How a national retailer built its first open source license inventory, surfaced components that had relicensed since adoption, and sized the exposure in board language before an audit could. An anonymised composite.
Situation
A national retailer ran a large and fast moving software estate across customer facing commerce platforms, store systems, and internal tooling. Open source sat everywhere, adopted over years by dozens of teams making independent decisions. There was no single inventory of what the business ran or under which licenses. Each team knew its own stack. No one held the whole picture. For a business that processes payments and holds customer data, that blind spot had grown uncomfortable, and a board level question about software risk finally forced the issue.
The exposure
The trigger was the relicensing wave. The team had read that HashiCorp moved Terraform, Vault, Consul, Nomad, and Packer to the Business Source License 1.1 as of August 2023, and that Redis and Elastic had moved to the Server Side Public License. The honest answer to the obvious follow up question, do we run any of these and under what terms, was that nobody knew. Source available is not open source, and a component that had relicensed could be sitting in production under terms the retailer never agreed to. Without an inventory, the exposure could not be sized, and an audit or a vendor inquiry would have found it first.
Approach
We ran an open source license risk assessment to build the inventory from the ground up. We pulled dependency data across the estate, then constructed a full tree, direct and transitive, with the current license state attached to every node. The work deliberately reached past the named products that teams could list from memory and into the transitive layers where a relicensed library can hide. Each finding was ranked by exposure, and for every component that had changed terms we traced the blast radius through the systems built on it. Throughout, we worked only from the buyer side, with no vendor fee and no software to sell, so the inventory reflected the retailer's interest alone.
Outcome
The retailer received its first complete open source license inventory: a dependency tree of thousands of components with license state per node, and a ranked findings report in board language. The inventory surfaced a small number of relicensed components in production, including one that had moved to the Business Source License and sat inside an internal platform used across several teams. The exposure was real but bounded. Because it was found through the inventory rather than through an audit, the retailer had room to act. Most findings were low risk and required only documentation. The handful that mattered were sized with a cost to cure attached, which let leadership decide between a fork, a replacement, and a negotiated license on the facts. The inventory also became the evidence record the business could stand on if a vendor or an auditor ever asked.
Lessons for buyers
The first lesson is that you cannot manage what you cannot see, and most large estates have no single inventory until something forces one. The second is that the relicensed components that matter usually hide in transitive layers, not in the named products teams can recite. The third is that finding the exposure yourself, on your own timeline, is far cheaper than having an audit find it for you. An inventory is not a one time exercise either. Kept current through governance, it turns the next relicense from a surprise into a tracked event. For the wider context, see the pillar on license change and relicensing.
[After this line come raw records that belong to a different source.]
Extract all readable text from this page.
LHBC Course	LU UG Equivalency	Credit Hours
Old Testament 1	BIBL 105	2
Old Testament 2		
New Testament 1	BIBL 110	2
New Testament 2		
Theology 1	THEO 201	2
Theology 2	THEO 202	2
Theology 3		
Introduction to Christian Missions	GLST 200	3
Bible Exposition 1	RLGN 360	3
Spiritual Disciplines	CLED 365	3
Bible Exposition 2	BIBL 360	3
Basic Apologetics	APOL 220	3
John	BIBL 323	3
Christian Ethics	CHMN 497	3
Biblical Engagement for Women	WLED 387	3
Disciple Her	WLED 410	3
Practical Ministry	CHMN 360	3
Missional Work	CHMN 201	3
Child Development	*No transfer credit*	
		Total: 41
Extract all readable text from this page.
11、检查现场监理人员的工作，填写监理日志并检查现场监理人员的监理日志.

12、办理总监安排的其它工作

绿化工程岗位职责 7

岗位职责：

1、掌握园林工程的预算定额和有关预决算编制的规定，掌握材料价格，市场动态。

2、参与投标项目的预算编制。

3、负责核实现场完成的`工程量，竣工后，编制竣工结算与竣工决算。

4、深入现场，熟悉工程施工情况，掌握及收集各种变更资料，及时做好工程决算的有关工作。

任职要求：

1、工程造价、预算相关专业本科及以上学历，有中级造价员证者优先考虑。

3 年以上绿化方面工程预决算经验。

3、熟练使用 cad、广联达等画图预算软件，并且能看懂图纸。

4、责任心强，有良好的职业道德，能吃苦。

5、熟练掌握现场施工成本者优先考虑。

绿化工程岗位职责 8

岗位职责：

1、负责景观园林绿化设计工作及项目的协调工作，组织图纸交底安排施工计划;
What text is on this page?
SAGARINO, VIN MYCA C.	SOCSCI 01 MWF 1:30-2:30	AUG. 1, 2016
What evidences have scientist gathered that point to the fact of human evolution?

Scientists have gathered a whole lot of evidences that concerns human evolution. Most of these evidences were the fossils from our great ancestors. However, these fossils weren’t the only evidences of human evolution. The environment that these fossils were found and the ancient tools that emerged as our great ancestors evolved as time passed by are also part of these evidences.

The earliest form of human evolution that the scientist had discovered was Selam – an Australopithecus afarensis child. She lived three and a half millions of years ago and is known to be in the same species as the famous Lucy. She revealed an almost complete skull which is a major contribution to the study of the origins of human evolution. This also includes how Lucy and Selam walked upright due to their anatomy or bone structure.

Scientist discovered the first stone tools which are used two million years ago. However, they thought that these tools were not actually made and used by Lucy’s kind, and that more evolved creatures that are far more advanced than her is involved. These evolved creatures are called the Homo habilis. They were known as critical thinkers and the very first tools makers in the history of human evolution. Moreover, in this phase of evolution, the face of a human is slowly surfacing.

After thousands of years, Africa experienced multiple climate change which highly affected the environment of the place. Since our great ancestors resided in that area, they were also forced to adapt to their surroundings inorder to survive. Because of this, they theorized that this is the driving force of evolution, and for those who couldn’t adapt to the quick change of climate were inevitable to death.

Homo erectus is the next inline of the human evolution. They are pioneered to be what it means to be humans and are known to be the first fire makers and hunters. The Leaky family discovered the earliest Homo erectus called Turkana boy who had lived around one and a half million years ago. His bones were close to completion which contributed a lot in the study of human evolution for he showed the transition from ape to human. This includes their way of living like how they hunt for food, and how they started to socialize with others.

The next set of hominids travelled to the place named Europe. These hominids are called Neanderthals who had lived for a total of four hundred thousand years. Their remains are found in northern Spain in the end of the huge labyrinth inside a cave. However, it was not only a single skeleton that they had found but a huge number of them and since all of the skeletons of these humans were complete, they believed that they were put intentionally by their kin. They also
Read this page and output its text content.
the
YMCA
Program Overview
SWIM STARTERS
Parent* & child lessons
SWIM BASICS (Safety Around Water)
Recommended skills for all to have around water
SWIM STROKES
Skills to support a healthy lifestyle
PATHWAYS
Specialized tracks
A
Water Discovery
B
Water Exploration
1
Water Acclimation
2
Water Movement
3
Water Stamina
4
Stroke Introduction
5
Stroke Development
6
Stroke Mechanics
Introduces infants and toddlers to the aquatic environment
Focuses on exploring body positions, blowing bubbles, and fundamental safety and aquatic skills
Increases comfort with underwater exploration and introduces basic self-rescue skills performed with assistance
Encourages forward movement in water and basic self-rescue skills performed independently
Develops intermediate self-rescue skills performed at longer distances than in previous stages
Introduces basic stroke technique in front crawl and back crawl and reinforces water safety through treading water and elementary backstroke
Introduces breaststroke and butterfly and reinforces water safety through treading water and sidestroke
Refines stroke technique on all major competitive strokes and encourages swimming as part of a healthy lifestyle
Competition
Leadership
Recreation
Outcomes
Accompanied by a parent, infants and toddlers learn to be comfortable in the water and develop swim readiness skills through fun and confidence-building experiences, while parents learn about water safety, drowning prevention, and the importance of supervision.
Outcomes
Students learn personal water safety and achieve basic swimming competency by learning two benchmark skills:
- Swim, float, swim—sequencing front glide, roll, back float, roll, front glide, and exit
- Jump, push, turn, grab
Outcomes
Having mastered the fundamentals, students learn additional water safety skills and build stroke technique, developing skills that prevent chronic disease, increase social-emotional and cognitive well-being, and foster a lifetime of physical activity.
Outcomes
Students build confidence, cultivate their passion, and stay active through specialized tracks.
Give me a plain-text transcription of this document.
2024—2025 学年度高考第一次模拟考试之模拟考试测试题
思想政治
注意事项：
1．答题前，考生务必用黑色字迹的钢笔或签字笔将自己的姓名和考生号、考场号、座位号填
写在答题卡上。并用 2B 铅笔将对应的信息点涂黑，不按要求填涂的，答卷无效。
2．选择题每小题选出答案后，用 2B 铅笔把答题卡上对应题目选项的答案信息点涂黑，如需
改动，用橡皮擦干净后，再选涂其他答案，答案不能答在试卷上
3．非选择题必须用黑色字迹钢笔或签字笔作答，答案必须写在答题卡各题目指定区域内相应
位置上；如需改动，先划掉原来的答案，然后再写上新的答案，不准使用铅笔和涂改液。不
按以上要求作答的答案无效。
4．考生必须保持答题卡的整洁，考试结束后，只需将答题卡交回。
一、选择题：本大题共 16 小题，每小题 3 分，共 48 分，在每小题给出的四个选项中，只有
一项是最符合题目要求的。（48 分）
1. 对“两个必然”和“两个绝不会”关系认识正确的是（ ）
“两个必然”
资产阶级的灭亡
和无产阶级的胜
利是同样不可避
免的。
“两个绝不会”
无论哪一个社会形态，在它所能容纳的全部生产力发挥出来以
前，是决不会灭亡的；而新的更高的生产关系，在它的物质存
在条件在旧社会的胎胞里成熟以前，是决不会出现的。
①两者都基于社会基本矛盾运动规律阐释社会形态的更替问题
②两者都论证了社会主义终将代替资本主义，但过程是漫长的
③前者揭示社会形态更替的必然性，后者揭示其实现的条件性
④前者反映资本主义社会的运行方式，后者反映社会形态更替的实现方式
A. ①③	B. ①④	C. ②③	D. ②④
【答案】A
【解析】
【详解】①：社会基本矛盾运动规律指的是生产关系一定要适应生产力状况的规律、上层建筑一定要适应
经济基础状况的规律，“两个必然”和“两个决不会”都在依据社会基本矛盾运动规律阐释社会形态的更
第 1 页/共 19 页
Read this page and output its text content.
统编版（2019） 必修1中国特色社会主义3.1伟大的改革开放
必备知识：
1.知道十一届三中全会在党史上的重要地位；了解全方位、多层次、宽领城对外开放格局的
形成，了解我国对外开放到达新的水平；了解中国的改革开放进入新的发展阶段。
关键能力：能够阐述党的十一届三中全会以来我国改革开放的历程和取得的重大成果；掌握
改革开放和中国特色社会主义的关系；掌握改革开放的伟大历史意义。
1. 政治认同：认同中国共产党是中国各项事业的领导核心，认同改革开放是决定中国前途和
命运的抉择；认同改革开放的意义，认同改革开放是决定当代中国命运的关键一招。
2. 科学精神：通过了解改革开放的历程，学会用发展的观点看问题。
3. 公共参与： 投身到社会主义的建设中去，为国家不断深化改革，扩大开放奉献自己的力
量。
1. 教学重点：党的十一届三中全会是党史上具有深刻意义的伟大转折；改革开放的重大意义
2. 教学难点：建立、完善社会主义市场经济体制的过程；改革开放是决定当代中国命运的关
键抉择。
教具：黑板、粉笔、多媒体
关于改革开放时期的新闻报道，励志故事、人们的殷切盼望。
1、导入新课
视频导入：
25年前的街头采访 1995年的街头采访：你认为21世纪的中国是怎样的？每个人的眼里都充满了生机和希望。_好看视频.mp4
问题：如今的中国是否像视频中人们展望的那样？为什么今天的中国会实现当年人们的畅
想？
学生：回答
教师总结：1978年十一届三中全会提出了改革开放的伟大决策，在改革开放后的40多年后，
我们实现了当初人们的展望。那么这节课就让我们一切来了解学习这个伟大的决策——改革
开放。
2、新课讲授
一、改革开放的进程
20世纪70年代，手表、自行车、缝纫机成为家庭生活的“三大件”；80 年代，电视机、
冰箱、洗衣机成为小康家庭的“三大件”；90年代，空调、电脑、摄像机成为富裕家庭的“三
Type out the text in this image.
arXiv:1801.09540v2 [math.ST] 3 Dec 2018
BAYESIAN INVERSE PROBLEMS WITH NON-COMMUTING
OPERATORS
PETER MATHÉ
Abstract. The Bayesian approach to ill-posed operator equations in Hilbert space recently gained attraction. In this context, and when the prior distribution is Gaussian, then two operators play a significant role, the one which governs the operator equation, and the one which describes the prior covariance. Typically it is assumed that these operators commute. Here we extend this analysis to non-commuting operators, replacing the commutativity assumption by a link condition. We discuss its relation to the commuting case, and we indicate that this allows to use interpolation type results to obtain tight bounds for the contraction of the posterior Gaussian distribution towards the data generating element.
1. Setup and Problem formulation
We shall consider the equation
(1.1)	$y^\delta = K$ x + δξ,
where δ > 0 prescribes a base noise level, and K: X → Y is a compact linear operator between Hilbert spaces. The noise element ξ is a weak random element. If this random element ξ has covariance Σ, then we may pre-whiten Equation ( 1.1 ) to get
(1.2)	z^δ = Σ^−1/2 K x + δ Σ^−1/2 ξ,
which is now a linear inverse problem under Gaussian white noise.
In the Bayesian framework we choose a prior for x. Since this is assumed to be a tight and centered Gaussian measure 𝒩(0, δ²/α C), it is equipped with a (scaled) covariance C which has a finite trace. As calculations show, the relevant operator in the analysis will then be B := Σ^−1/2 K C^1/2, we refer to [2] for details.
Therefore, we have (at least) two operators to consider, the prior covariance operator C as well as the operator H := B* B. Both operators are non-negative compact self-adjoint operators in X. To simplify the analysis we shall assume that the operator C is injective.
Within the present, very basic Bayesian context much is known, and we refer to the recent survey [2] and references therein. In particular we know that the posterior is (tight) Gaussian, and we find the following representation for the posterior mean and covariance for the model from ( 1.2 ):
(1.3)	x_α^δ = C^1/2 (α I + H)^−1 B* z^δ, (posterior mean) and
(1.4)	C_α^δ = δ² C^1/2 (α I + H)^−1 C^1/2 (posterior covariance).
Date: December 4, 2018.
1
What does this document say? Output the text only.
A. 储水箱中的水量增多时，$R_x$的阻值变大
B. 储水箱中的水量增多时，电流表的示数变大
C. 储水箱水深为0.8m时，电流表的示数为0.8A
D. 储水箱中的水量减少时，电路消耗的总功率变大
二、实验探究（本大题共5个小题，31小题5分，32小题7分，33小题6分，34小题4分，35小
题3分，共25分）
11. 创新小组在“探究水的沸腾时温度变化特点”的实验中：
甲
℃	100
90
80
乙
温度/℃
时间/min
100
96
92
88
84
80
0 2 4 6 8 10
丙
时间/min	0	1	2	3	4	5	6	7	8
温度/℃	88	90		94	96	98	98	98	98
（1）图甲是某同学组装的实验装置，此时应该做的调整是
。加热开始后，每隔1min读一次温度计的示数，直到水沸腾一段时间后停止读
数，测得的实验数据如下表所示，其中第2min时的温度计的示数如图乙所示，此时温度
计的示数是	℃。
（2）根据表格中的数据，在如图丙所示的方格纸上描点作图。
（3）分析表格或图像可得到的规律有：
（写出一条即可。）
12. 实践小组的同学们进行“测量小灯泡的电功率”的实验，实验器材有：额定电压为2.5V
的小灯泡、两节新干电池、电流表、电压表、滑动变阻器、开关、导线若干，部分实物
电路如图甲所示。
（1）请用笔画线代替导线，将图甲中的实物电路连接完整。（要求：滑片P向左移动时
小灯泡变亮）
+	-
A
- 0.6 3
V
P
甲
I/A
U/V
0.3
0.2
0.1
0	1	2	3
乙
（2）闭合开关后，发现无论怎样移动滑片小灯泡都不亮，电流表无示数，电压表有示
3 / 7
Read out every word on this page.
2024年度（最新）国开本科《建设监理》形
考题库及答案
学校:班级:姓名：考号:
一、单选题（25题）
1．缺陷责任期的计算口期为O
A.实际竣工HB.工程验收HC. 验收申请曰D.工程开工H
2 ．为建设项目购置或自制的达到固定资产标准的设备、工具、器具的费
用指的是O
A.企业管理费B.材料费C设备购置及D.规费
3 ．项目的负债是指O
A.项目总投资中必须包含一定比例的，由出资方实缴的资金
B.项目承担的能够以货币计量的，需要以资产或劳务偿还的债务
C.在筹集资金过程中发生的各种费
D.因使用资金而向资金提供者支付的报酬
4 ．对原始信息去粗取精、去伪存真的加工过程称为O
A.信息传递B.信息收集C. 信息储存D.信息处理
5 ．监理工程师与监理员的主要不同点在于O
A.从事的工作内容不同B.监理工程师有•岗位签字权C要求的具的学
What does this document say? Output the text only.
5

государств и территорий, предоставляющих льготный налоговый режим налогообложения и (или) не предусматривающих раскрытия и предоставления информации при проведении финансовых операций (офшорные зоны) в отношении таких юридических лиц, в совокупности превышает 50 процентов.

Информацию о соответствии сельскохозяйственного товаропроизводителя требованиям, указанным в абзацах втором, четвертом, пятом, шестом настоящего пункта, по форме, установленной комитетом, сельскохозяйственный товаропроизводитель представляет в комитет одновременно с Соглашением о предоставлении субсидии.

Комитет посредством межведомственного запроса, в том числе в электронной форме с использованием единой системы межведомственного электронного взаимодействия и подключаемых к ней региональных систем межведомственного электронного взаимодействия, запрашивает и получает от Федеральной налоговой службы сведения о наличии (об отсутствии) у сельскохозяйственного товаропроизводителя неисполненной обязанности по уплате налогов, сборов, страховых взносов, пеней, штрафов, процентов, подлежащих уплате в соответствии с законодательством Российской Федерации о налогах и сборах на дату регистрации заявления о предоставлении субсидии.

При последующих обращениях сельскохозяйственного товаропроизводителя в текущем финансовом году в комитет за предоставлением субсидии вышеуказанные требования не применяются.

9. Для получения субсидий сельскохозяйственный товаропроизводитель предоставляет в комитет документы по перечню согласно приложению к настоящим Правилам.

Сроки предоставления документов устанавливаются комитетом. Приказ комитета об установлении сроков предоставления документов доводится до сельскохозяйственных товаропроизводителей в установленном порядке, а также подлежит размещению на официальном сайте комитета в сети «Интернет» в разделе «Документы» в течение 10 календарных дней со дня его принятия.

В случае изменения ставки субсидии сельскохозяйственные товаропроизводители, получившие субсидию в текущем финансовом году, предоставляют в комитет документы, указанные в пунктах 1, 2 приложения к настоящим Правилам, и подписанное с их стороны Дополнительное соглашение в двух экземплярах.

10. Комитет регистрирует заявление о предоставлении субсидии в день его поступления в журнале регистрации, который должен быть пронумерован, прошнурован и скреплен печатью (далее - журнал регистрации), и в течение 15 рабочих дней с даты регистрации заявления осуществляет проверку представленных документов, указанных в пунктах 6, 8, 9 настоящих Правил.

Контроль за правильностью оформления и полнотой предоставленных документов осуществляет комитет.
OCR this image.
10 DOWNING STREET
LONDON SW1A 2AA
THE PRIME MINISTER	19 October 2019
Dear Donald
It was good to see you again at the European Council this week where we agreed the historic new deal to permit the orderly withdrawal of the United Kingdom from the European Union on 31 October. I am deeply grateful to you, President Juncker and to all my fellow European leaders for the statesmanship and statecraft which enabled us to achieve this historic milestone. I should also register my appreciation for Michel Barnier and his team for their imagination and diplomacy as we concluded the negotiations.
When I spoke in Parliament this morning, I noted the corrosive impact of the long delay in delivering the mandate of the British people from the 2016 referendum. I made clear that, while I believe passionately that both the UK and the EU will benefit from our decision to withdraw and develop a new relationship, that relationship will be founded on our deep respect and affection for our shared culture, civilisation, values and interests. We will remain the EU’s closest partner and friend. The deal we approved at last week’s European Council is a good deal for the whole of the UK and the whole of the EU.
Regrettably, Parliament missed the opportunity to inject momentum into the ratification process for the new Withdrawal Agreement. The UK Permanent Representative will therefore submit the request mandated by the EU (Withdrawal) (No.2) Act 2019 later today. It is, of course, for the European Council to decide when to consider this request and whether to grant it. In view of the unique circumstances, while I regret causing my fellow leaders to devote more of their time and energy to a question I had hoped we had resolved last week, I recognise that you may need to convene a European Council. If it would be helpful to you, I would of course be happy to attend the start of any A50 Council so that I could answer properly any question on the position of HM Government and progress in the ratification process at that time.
This case study is an anonymised composite. It names no client and reproduces no confidential detail. License names and dates are referenced for identification only and reflect the position as of the dates stated.
COMMON QUESTIONS
Questions buyers ask.
What did the retailer license inventory cover?
It covered every open source dependency across the retailer's customer facing platforms and internal tooling, direct and transitive, with the current license state attached to each component. The inventory surfaced several components that had relicensed since adoption.
Why does a retailer need an open source license inventory?
Retailers run large, fast moving estates where open source enters through many teams. Without a single inventory, a relicensed component can sit in production unseen until an audit or a vendor inquiry forces the question. The inventory makes the exposure visible while there is still room to act.
Is this a real named client?
No. This is an anonymised composite drawn from common engagements. It uses a realistic industry, scale, and exposure pattern but names no client and reproduces no confidential detail.
Is this legal advice?
No. This case study describes commercial and licensing risk advisory, not legal advice. For interpretation of license terms and compliance, we recommend the buyer's own counsel.